Es wäre einer der größten Deals der Medienbranche: Der US-Telekommunikationsriese AT&T will den Medienkonzern Time Warner übernehmen. Doch inzwischen mehren sich Forderungen aus der US-Politik nach einer strengen Wettbewerbsprüfung der über 100 Milliarden Dollar schweren Fusion.

So sieht US-Senator Al Franken Warnsignale angesichts der Konzentration im Mediengeschäft. "Ich stehe riesigen Medienfusionen skeptisch gegenüber, weil sie zu höheren Kosten, weniger Auswahl und sogar schlechterem Service für die Verbraucher führen können", erklärte der Demokrat aus Minnesota am Wochenende. Tim Kaine, der im Team von Hillary Clinton für die Demokratische Partei für das Amt des Vizepräsidenten kandidiert, sagte am Sonntag im Sender NBC, er teile die Sorgen und Fragen von Franken.

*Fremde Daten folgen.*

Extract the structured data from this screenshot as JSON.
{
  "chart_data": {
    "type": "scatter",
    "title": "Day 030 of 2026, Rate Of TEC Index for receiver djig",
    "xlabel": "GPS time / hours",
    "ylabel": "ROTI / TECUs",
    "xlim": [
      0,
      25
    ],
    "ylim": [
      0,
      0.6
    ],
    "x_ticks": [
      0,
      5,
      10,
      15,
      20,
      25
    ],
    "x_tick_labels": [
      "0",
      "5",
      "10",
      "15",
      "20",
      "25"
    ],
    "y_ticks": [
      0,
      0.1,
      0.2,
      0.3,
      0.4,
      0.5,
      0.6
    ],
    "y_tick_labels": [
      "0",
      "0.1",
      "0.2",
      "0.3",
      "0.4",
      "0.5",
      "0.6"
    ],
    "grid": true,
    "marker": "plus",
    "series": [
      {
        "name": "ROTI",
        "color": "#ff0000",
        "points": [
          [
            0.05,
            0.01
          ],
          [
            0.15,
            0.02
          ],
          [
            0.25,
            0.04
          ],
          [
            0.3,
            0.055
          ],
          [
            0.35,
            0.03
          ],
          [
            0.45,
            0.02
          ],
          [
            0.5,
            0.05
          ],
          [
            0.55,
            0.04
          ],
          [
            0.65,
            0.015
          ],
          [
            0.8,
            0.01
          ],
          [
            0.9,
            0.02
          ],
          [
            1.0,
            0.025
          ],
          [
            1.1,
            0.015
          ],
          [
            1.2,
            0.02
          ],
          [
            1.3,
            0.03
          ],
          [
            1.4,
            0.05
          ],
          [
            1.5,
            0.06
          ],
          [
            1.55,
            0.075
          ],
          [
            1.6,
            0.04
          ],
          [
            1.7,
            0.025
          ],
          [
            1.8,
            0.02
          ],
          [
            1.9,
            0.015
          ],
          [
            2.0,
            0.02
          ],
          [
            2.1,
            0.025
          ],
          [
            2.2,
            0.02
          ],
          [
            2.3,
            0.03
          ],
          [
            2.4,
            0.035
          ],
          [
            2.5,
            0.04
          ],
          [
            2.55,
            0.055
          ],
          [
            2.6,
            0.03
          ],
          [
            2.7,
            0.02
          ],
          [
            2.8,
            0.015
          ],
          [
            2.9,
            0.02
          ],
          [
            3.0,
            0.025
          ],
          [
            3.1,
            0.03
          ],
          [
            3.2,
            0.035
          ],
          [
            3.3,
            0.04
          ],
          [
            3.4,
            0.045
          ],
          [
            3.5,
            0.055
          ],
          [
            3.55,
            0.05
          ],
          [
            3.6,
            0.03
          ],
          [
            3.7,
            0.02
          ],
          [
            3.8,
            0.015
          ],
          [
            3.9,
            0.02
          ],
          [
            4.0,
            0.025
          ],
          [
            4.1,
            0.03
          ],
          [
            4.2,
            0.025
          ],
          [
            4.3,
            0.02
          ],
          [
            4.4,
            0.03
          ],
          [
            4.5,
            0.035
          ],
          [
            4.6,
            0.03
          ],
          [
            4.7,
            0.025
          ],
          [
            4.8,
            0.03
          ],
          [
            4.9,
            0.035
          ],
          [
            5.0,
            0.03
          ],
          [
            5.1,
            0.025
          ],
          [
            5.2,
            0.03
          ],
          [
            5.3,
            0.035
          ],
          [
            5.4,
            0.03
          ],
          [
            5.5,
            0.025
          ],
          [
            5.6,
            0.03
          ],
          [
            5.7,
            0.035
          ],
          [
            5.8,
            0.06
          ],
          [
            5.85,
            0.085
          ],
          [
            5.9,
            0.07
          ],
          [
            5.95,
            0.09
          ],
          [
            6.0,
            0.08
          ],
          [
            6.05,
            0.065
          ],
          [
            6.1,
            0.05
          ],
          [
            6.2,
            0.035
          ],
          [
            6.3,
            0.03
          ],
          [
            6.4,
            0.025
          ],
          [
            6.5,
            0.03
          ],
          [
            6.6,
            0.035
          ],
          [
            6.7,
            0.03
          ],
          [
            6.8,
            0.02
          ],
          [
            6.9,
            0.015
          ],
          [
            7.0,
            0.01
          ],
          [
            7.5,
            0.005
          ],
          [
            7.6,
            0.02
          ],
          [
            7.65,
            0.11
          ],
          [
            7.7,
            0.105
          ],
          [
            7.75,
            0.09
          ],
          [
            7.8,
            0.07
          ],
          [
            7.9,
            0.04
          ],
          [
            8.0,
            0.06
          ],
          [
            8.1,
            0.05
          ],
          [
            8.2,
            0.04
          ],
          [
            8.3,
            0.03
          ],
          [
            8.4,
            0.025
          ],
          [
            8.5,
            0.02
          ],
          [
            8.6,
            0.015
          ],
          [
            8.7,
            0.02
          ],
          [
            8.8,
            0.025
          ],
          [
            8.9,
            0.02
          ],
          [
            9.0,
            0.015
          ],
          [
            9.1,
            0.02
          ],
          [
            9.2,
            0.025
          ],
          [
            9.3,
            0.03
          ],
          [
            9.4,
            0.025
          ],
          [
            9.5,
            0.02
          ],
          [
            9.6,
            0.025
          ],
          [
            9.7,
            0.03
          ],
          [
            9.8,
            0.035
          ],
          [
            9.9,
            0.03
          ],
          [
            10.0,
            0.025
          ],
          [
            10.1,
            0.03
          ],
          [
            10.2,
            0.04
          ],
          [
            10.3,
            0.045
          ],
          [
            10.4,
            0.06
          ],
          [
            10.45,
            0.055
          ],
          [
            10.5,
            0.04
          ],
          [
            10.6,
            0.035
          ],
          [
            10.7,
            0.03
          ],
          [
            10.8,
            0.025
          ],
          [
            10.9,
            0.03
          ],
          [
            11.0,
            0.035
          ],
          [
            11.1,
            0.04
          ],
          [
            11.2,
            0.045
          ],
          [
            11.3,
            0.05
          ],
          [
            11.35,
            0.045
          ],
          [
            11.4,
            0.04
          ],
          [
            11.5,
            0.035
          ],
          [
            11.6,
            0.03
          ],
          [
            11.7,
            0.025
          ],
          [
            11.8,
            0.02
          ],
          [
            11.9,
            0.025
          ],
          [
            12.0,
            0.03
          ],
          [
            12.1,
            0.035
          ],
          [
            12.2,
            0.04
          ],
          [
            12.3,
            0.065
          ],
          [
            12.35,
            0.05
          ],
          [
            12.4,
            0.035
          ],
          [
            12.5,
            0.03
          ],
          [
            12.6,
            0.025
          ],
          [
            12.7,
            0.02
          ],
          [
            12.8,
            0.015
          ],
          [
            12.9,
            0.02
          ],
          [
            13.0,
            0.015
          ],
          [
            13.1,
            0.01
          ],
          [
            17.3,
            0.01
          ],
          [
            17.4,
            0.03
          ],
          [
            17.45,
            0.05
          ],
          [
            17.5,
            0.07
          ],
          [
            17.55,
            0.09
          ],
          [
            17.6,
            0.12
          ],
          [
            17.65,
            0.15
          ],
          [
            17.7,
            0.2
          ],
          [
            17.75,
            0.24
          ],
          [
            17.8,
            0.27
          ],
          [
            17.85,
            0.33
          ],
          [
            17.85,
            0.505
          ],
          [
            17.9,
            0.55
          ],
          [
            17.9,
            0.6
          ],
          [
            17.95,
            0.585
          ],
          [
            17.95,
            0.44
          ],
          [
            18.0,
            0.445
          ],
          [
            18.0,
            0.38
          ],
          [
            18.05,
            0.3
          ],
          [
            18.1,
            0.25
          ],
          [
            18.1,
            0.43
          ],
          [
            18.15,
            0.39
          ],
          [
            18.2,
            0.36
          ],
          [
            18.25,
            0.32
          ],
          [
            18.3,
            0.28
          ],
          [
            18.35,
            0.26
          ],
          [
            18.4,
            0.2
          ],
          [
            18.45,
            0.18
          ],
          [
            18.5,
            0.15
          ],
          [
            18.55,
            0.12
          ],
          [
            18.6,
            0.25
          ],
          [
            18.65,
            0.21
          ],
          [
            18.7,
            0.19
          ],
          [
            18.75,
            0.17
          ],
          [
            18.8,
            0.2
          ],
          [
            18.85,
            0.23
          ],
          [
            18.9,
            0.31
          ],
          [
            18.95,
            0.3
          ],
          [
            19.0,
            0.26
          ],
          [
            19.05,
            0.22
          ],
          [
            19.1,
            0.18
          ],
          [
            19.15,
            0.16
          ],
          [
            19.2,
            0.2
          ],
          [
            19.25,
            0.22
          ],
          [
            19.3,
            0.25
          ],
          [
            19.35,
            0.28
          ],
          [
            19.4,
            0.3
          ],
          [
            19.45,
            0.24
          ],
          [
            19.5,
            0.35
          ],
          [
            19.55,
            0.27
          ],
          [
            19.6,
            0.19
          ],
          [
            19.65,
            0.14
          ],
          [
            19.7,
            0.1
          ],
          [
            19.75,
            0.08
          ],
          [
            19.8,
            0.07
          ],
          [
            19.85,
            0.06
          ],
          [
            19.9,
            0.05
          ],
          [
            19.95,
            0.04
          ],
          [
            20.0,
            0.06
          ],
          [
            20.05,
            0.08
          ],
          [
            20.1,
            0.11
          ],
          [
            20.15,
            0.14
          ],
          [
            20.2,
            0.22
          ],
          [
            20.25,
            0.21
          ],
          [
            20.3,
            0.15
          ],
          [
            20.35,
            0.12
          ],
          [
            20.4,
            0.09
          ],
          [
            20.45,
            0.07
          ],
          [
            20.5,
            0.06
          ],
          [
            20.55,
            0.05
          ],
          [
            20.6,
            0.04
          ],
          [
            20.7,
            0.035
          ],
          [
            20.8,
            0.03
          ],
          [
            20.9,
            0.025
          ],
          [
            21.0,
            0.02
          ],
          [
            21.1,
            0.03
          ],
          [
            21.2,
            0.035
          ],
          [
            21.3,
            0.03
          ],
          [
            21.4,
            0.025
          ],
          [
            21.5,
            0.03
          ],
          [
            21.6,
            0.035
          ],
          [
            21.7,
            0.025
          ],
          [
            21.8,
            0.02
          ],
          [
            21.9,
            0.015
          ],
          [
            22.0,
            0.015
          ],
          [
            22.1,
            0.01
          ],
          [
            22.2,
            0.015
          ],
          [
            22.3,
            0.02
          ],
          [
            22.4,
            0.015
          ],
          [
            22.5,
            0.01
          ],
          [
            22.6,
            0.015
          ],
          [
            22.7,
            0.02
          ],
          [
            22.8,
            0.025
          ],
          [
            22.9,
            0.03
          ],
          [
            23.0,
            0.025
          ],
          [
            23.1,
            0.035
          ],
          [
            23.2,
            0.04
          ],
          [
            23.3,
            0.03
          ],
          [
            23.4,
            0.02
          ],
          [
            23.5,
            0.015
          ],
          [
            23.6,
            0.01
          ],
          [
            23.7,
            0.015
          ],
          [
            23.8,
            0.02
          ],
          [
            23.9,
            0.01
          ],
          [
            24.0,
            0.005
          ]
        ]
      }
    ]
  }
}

Schon zuvor hatte der republikanische Präsidentschaftskandidat Donald Trump angekündigt, er werde im Fall eines Wahlsiegs versuchen, die Übernahme zu verhindern. Die Medien würden schon heute "von zu wenigen kontrolliert", sagte der Republikaner.

Time Warner gehören populäre Angebote wie HBO

AT&T gab die Übernahme von Time Warner am Samstag bekannt. Neben dem berühmten Hollywood-Studio Warner Bros. gehören zahlreiche TV-Programme, wie der Nachrichtensender CNN, der Unterhaltungskanal TNT oder der erfolgreiche Bezahlsender HBO, zu dem Konzern. Der Kaufpreis liegt bei 85,4 Milliarden Dollar (78 Milliarden Euro). Mit der Übernahme von Schulden liegt die Summe bei 108,7 Milliarden Dollar.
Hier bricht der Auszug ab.